Beyond the PPM, various agreements related to the new business are created, which are designed to limit the investor’s involvement in management of the company and use of funds as possible within the framework of EB-5 immigration law. An operating agreement, or limited partnership agreement, may be dense and complex, and thus easily misunderstood. Further, the subscription agreement does not provide much information. Between all the legal documents drafted, the investor is likely to skim the document (likely not in his or her native language), but only focus on a couple of key portions. Because of this, the investor will place reliance upon the migration agent who is really representing the developer. If the developer is a fraud, he is counting on the migration agent to sweep questionable issues under the rug and focus on the highlights and aspects that might attract investors. This is because the fraudster is likely paying top dollar for a successful referral of an investor.
The economic analysis likely makes little to no sense to anyone not familiar with such documents, adding confusion, and by its complicated nature coupled with the complicated nature of the other documents, written in English, the investor is incentivized not to read the documents. Translation is incredibly expensive for what may be hundreds of pages of written words, and the translation would not control anyway.
Therefore, the marketing documents become the key to securing investors rather than the legally binding documents.
Because of this, those bent on doing wrong have the upper hand throughout the transaction. Motive, means and opportunity are all on the fraudster’s side. Further, the U.S. government does not have the power to control what the non-United States individuals are doing in a foreign country in relation to marketing, without banning transactions with them. Such draconian regulation is not warranted to combat a relatively small amount of fraud.

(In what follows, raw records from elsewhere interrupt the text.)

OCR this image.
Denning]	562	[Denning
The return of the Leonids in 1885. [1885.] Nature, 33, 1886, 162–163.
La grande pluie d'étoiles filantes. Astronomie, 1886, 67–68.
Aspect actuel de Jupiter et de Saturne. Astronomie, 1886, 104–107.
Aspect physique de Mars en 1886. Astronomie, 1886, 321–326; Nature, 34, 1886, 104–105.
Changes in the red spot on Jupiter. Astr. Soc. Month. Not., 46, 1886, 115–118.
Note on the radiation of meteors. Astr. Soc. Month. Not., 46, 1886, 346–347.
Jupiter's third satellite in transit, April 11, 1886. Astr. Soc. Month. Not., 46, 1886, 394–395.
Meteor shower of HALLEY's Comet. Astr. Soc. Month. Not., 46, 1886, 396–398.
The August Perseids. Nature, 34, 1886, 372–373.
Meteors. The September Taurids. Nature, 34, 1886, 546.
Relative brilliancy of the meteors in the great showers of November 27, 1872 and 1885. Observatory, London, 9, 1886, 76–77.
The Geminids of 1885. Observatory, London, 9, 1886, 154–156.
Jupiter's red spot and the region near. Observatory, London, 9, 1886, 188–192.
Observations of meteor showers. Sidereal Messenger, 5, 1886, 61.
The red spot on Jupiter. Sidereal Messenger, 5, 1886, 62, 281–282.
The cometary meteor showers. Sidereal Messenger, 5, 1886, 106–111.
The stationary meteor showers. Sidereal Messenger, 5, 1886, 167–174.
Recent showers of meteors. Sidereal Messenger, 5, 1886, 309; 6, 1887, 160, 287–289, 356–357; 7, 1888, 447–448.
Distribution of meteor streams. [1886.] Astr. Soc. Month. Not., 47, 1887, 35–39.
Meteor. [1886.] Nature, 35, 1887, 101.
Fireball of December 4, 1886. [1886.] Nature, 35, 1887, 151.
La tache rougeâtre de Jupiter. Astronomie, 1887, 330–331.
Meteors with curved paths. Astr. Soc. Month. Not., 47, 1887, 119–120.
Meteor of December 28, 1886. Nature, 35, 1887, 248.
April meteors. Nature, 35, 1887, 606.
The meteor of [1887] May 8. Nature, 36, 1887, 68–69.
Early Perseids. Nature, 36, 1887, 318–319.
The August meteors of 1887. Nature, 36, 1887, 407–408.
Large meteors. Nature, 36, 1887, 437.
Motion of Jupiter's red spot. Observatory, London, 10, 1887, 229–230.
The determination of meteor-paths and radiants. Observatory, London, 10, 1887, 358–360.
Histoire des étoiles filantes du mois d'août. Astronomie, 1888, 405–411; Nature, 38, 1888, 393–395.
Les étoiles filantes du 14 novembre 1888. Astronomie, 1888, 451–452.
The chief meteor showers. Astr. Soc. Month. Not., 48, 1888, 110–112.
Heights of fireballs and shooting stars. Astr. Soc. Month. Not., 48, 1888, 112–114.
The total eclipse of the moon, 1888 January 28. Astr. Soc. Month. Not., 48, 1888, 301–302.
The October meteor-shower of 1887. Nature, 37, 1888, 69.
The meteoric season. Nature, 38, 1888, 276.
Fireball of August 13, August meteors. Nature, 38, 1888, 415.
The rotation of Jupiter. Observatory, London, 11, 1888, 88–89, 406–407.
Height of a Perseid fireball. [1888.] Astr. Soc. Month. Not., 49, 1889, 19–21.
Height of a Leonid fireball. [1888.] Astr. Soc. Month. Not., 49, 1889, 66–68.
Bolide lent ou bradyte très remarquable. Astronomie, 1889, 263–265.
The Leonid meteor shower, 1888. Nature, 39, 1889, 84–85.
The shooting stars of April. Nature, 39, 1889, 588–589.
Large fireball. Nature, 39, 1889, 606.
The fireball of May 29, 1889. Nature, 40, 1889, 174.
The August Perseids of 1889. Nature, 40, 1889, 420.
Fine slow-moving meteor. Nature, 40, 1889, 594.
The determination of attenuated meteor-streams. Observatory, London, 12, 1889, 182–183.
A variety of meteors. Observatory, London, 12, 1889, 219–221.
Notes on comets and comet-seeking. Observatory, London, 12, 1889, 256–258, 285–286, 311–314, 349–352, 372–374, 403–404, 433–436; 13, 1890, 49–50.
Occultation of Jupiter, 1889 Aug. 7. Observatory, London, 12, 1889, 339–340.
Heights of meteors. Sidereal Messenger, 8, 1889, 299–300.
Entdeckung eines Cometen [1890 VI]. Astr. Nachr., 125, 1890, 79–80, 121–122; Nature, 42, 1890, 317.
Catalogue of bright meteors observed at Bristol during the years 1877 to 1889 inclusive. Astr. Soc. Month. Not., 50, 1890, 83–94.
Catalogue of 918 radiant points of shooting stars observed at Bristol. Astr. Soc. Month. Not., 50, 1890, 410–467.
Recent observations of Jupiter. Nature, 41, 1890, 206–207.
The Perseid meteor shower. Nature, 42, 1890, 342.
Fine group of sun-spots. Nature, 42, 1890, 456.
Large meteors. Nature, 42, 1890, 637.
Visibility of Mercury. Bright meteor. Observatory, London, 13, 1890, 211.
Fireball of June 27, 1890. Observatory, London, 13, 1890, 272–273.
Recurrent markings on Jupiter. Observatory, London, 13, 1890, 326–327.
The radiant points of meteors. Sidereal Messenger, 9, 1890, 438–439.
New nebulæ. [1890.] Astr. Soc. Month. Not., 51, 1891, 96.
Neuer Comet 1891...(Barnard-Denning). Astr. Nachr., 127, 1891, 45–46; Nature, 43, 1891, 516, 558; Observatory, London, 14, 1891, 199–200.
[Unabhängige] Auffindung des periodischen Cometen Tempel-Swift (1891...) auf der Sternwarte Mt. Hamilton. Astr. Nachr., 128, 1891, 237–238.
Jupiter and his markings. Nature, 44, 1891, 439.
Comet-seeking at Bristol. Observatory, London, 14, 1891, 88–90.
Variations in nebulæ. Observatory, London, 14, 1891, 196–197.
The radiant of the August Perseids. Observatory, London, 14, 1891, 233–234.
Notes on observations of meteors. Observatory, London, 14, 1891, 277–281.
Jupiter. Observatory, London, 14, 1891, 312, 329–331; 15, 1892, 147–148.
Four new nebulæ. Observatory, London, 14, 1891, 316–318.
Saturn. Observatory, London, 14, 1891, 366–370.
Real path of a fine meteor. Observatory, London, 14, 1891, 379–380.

2. Market Conditions and Behaviors
A part of the opportunity for those bent on fraud is the market conditions in China, the largest consumer of EB-5 Visas. As indicated above, the investor is not at fault for being defrauded, but typically, the investor does not avail himself or herself of the protections available for one reason or another.
Generally, neither migration agents nor investors use due diligence firms in the United States to conduct even rudimentary due diligence on a project.
Investors limit the involvement of United States attorneys in the transaction, thus receiving less bang for their buck. They do not make efficient use of the attorneys who are best positioned to protect the investors’ interests.
The compensation structure discourages comprehensive due diligence, as plausible deniability is valued by those who have access to the investors.
Demand in the market far outstrips availability, tilting the balance of power in favor of the developer and against the investor, and increasing the desirability of flashy projects in interesting locations.